Genişliğiyle konforu destekleyen Spark’ın iç mekanındaki küçük eşya gözleri ve kontrol tuşlarının tasarımları fonksiyonelliği arttıracak türden. Ön koltukların arasındaki bardaklıklar haricinde kapı içlerinde de şişe gözleri bulunuyor. İç mekanda en çok dikkat çeken noktalardan biri gösterge grubu. Motosikletlerin göstergelerini andıran tasarım ve kompaktlığa sahip olan göstergeler rahat takip edilebiliyor. Hız göstergesinin manuel, devir göstergesinin dijital olması araca niş bir hava kazandırmış. Spark’ın kapı içlerinde ve torpido üzerindeki eşya gözünde de kullanılan gri renkli kaplamalar üst donanım seviyesinde sunuluyor. Direksiyon üzerinden de kontrol edilebilen Radyo-CD-MP3 çaların ses kalitesi başarılı seviyede.

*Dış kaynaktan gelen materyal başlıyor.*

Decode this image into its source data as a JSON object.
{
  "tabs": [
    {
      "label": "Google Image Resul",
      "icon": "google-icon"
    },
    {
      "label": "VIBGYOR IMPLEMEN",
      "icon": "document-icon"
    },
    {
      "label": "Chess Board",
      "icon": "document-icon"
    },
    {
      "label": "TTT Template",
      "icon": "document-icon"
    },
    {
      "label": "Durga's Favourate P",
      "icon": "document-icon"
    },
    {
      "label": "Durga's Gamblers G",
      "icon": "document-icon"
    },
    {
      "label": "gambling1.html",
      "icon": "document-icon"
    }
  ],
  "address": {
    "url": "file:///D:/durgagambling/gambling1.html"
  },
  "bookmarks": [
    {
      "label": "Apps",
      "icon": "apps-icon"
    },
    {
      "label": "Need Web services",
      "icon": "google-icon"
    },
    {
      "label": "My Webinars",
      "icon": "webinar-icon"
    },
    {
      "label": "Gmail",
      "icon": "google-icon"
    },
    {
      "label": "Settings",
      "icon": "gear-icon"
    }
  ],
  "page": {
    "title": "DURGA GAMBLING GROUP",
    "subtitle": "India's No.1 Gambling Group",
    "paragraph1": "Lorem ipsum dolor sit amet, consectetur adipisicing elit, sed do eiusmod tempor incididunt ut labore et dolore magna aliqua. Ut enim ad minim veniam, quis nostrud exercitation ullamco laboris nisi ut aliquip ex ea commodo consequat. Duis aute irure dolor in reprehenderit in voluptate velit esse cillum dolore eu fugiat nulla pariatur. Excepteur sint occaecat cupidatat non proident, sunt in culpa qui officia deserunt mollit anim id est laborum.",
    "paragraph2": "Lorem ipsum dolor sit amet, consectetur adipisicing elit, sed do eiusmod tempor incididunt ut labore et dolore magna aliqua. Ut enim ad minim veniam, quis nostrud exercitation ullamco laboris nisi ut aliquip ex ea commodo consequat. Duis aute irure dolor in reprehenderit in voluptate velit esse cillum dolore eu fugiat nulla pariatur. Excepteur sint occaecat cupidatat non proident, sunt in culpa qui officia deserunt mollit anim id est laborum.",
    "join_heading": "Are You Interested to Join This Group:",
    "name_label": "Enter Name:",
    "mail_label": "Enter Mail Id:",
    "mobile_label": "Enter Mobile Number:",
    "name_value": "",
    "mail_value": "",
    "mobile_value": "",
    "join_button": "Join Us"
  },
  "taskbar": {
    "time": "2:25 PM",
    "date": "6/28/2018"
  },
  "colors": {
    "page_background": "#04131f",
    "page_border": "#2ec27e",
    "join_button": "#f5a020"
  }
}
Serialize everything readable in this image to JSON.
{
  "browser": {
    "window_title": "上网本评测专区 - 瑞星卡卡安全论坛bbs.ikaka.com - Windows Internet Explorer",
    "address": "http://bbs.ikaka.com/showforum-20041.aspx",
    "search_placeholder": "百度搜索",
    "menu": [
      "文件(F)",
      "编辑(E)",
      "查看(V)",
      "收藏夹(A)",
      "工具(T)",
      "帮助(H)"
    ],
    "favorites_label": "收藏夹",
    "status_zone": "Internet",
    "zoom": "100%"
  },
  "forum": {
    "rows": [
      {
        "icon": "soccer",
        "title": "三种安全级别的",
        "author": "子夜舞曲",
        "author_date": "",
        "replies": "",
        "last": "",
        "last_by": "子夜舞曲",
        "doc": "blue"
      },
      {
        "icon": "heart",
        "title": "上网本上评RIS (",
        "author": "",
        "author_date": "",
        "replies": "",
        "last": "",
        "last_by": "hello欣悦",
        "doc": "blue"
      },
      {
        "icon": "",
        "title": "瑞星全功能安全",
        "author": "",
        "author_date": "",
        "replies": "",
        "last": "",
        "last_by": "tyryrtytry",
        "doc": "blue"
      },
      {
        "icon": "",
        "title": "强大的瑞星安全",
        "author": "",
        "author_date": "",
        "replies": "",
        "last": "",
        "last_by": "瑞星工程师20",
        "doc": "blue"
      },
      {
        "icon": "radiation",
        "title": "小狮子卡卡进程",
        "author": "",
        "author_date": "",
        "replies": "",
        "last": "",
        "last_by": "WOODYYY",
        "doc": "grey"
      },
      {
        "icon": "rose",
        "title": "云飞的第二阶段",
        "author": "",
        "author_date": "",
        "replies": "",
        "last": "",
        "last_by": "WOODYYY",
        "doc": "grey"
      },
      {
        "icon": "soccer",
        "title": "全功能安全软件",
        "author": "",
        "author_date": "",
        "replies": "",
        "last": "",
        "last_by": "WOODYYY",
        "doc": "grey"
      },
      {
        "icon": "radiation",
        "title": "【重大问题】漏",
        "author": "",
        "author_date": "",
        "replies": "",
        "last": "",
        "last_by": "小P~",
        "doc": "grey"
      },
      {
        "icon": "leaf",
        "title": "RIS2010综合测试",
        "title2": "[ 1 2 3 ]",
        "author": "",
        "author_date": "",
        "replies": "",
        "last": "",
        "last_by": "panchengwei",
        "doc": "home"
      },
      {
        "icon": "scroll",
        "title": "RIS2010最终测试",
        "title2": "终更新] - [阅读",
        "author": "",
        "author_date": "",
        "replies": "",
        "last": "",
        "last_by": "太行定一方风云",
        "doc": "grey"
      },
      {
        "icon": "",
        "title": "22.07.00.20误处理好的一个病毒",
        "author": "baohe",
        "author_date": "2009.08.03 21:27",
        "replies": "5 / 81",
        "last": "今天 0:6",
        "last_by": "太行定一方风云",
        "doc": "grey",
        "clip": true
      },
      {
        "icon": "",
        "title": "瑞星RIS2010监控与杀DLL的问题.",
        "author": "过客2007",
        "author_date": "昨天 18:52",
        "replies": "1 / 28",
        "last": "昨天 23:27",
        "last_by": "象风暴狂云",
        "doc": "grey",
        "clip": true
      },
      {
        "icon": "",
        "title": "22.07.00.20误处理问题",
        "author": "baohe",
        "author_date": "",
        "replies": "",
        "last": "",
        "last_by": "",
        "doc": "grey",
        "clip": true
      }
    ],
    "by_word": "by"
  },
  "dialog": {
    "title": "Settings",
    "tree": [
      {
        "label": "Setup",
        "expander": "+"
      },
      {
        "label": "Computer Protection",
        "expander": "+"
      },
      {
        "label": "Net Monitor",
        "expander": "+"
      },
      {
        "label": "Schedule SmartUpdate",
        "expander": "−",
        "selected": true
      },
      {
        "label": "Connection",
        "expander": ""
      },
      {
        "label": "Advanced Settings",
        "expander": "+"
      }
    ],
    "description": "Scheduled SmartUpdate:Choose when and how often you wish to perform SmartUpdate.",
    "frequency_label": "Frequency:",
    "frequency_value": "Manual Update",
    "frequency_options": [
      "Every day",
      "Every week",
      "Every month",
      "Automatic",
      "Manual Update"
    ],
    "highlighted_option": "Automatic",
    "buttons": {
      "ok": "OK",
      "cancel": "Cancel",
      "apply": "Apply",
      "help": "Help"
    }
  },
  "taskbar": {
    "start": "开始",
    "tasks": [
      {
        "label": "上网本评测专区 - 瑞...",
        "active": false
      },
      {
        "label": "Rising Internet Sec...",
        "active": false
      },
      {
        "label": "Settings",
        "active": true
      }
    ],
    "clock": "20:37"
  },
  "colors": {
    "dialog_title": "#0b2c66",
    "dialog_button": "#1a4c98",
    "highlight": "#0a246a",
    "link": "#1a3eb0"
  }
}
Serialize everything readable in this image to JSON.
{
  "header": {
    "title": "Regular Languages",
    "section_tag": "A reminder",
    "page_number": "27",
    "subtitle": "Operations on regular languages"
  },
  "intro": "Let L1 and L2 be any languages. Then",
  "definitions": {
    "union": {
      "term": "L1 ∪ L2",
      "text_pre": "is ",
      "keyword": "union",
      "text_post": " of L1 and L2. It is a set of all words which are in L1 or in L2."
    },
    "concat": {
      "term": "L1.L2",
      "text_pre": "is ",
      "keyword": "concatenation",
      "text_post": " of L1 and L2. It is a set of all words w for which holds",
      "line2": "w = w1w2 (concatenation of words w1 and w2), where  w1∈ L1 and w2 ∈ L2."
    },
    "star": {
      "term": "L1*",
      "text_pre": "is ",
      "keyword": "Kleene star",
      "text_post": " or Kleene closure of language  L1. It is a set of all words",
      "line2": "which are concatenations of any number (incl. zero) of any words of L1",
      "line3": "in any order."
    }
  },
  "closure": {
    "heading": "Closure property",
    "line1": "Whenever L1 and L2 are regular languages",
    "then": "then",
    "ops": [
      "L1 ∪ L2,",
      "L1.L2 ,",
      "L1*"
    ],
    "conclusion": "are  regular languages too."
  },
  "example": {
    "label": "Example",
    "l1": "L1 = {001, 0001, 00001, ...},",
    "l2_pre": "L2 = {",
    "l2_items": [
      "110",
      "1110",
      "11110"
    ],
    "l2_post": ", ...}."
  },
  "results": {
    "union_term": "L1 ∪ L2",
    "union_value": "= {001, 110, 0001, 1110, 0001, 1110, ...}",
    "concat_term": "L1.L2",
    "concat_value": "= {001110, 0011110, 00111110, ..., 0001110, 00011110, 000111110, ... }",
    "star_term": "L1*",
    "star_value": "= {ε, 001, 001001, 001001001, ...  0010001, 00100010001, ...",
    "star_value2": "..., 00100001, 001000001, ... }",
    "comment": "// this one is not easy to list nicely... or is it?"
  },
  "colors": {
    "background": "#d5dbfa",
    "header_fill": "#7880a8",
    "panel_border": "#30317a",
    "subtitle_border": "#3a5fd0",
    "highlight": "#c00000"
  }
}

Şehir içinde kullanılmak üzere tasarlanan Spark’tan çok sessiz bir kabin beklememek gerekli. Küçük ve ince lastiklerden yayılan yol gürültüsünü iç mekanda duymak mümkün. Ust devirlerde gezinmeyi seven motor gürültüsü de devir bandının yükselmesiyle birlikte kabinde duyuluyor.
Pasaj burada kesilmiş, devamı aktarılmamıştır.